New research published in The Journal of Physiology found that otherwise healthy young people diagnosed with COVID-19, regardless of their symptom severity, have problems with their nervous system when compared with healthy control subjects. Particularly the sympathetic nervous system seems to malfunction (overactive in some and underactive in others) in those who are recently diagnosed.
For this study, 16 young adults aged approximately 20 years old who had a COVID-19 diagnosis several weeks before were selected. They were put through several tests for measuring their muscular sympathetic nerve activity, along with blood pressure, heart rate, lung function, and exercise capacity. They used a technique called microneurography, which records the electrical impulses of a particular nerve and measures how many bursts of electrical activity are happening and how big the bursts are. They also underwent a “cold pressor test”. Then the results of these volunteers were compared with young healthy patients, who didn’t have COVID-19 diagnosis previously. Before the pandemic, the scientists carried out identical tests on an age-matched group of 14 healthy volunteers, who served as controls.
The microneurography showed that resting sympathetic nerve activity was greater in the COVID-19 group than in the control group, while the result of the cold pressor test showed that the COVID-19 subjects rated their pain substantially lower than healthy subjects typically do.

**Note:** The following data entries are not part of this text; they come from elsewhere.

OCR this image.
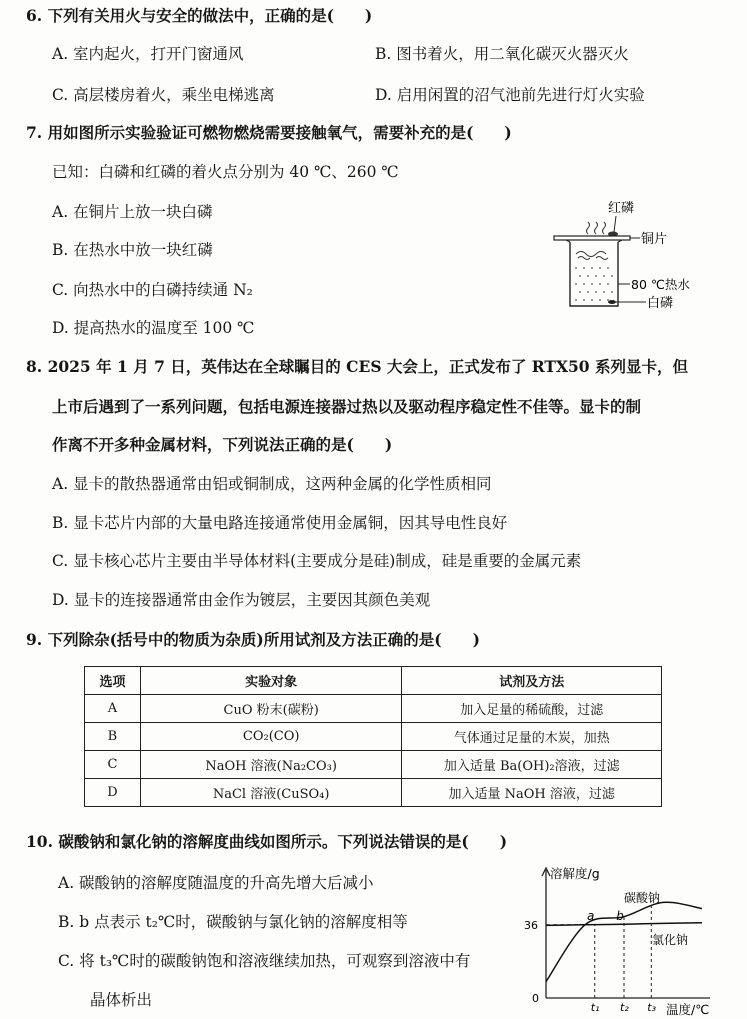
6. 下列有关用火与安全的做法中，正确的是(　　)
A. 室内起火，打开门窗通风	B. 图书着火，用二氧化碳灭火器灭火
C. 高层楼房着火，乘坐电梯逃离	D. 启用闲置的沼气池前先进行灯火实验
7. 用如图所示实验验证可燃物燃烧需要接触氧气，需要补充的是(　　)
已知：白磷和红磷的着火点分别为 40 ℃、260 ℃
A. 在铜片上放一块白磷
B. 在热水中放一块红磷
C. 向热水中的白磷持续通 N₂
D. 提高热水的温度至 100 ℃
红磷
铜片
80 ℃热水
白磷
8. 2025 年 1 月 7 日，英伟达在全球瞩目的 CES 大会上，正式发布了 RTX50 系列显卡，但
上市后遇到了一系列问题，包括电源连接器过热以及驱动程序稳定性不佳等。显卡的制
作离不开多种金属材料，下列说法正确的是(　　)
A. 显卡的散热器通常由铝或铜制成，这两种金属的化学性质相同
B. 显卡芯片内部的大量电路连接通常使用金属铜，因其导电性良好
C. 显卡核心芯片主要由半导体材料(主要成分是硅)制成，硅是重要的金属元素
D. 显卡的连接器通常由金作为镀层，主要因其颜色美观
9. 下列除杂(括号中的物质为杂质)所用试剂及方法正确的是(　　)
选项	实验对象	试剂及方法
A	CuO 粉末(碳粉)	加入足量的稀硫酸，过滤
B	CO₂(CO)	气体通过足量的木炭，加热
C	NaOH 溶液(Na₂CO₃)	加入适量 Ba(OH)₂溶液，过滤
D	NaCl 溶液(CuSO₄)	加入适量 NaOH 溶液，过滤
10. 碳酸钠和氯化钠的溶解度曲线如图所示。下列说法错误的是(　　)
A. 碳酸钠的溶解度随温度的升高先增大后减小
B. b 点表示 t₂℃时，碳酸钠与氯化钠的溶解度相等
C. 将 t₃℃时的碳酸钠饱和溶液继续加热，可观察到溶液中有
晶体析出
溶解度/g
温度/℃
0
36
碳酸钠
氯化钠
t₁ t₂ t₃
a b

The overall finding of the study was that the sympathetic nervous system of COVID-19 patients appears to be seriously under-active.
There are certain limitations to the study like it is a small cohort, but the findings do match up with another report, which suggests that “people experiencing COVID-19 symptoms for months on end – are unable to keep their standing heart rate from beating out of control.”

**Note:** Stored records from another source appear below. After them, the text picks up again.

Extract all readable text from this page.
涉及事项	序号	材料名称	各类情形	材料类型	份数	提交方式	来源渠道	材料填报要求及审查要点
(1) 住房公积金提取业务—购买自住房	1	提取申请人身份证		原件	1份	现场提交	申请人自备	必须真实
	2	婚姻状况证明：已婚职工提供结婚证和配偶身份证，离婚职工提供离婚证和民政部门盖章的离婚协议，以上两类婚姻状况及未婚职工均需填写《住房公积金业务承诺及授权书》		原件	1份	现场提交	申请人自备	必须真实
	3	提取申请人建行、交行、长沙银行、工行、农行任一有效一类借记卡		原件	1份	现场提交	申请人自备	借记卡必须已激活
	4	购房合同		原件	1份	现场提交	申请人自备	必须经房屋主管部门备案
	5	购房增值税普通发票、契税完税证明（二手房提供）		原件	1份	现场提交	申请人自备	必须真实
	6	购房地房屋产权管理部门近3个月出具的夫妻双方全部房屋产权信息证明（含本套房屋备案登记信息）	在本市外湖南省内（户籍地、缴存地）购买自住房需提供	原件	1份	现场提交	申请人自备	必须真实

Another limitation is the cross-sectional nature of the study meaning that we don’t know what the COVID-19 subjects’ nervous system activity “looked like” before they were diagnosed with COVID-19.

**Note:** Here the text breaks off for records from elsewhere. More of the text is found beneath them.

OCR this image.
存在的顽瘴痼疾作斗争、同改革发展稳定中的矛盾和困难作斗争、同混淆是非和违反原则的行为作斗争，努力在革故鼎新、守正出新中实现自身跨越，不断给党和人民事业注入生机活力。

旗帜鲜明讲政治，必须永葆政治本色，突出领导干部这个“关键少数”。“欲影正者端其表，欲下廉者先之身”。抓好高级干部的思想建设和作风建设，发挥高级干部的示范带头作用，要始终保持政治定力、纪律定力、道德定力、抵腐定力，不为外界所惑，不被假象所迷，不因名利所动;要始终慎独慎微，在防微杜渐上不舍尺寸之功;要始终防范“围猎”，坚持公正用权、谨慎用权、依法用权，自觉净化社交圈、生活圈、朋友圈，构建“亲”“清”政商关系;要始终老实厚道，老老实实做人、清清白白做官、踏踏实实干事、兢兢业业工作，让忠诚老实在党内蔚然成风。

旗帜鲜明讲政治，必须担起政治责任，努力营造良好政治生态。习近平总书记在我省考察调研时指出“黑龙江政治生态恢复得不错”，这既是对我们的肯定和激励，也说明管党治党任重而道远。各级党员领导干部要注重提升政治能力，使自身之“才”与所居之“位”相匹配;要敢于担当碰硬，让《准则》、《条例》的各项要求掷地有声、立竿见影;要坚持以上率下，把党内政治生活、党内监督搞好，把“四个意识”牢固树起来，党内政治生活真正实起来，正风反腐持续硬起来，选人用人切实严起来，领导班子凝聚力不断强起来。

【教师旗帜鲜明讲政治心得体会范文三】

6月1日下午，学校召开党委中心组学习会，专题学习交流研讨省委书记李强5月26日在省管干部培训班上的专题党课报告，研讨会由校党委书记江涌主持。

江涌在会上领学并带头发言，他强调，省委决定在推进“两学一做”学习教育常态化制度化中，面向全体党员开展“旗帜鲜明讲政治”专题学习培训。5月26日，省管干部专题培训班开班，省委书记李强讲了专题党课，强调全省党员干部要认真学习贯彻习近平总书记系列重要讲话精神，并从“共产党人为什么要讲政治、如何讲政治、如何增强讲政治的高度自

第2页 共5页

The author writes in the report, that “If similar autonomic dysregulation, like that found here in young individuals, is present in older adults following SARS-CoV-2 infection, there may be substantial adverse implications for cardiovascular health.”
Abigail Stickford, senior author on this study said, “Through our collaborative project, we have been following this cohort of COVID-19 subjects for 6 months following their positive test results. This work was representative of short-term data, so the next steps for us are to wrap up data collection and interpret how the subjects have changed over this time.”